For the lateral incisors there was a consistent temperature gradient (mean 1.28 degrees C) from gingival area to incisal area and there were no statistically significant differences between right and left sides for the gingival site (t = 0.34, NS) or the incisal site (t = 0.62, NS). The air-conditioning unit had a rapid and profound cooling effect. With the air-conditioning disabled there was a mean tooth surface temperature increase of 1.1 degrees C from 0 to 5 min of the equilibration period and 0.3 degree C from 15 to 20 min.
There was no significant difference in gingival or incisal temperatures between pairs of contralateral maxillary lateral incisors and a consistent temperature gradient existed from gingival to incisal areas of healthy maxillary lateral incisor teeth. The protocol described is suitable for TI of vital teeth. However, TI measured tooth surface temperature only which was extremely sensitive to air currents. A 15-min acclimatization period under rubber dam was adequate to allow stable tooth surface temperature measurement.

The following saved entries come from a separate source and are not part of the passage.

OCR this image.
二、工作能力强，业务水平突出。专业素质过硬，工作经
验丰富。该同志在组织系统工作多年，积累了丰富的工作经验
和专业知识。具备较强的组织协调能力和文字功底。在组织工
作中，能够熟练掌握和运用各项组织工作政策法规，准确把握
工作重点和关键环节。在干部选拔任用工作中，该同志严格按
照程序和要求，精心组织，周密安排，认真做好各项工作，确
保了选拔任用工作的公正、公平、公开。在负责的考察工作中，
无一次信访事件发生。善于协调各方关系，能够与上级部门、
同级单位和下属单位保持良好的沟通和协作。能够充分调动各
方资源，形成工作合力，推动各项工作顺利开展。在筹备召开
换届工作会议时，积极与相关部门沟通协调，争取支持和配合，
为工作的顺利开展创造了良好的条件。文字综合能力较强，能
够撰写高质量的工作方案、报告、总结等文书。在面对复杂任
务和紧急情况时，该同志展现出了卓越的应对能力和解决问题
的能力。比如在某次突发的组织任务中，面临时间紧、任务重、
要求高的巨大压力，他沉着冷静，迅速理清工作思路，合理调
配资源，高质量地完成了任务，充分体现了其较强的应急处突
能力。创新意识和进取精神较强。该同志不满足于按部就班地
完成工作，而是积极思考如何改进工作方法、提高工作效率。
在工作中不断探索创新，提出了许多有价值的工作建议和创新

观察牙齿的热成像表现,并制定一个合适的方案,以便在温度可控的环境中使用现代热成像(TI)设备对人体牙齿进行成像。
使用一颗拔除的切牙研究牙釉质的发射率。然后,在六名健康患者的12颗未修复的上颌侧切牙上放置橡皮障,经过20分钟的平衡期后进行成像,并使用专用软件包分析热成像数据。在每颗牙齿的标准化牙龈和切缘部位进行记录,并为每颗牙齿建立温度梯度。随后,在一名患者的两颗上颌中切牙上,在有和没有空调运行的情况下,于20分钟的平衡期内每隔30秒存储一系列图像。
对于侧切牙,从牙龈区域到切缘区域存在一致的温度梯度(平均1.28摄氏度),牙龈部位(t = 0.34,无统计学意义)或切缘部位(t = 0.62,无统计学意义)的左右两侧之间没有统计学上的显著差异。空调机组有快速而显著的冷却效果。在空调关闭的情况下,平衡期从0到5分钟牙齿表面平均温度升高1.1摄氏度,从15到20分钟升高0.3摄氏度。
双侧上颌侧切牙之间的牙龈或切缘温度没有显著差异,健康上颌侧切牙从牙龈到切缘区域存在一致的温度梯度。所描述的方案适用于活髓牙的热成像。然而,热成像仅测量牙齿表面温度,而该温度对气流极为敏感。在橡皮障下15分钟的适应期足以进行稳定的牙齿表面温度测量。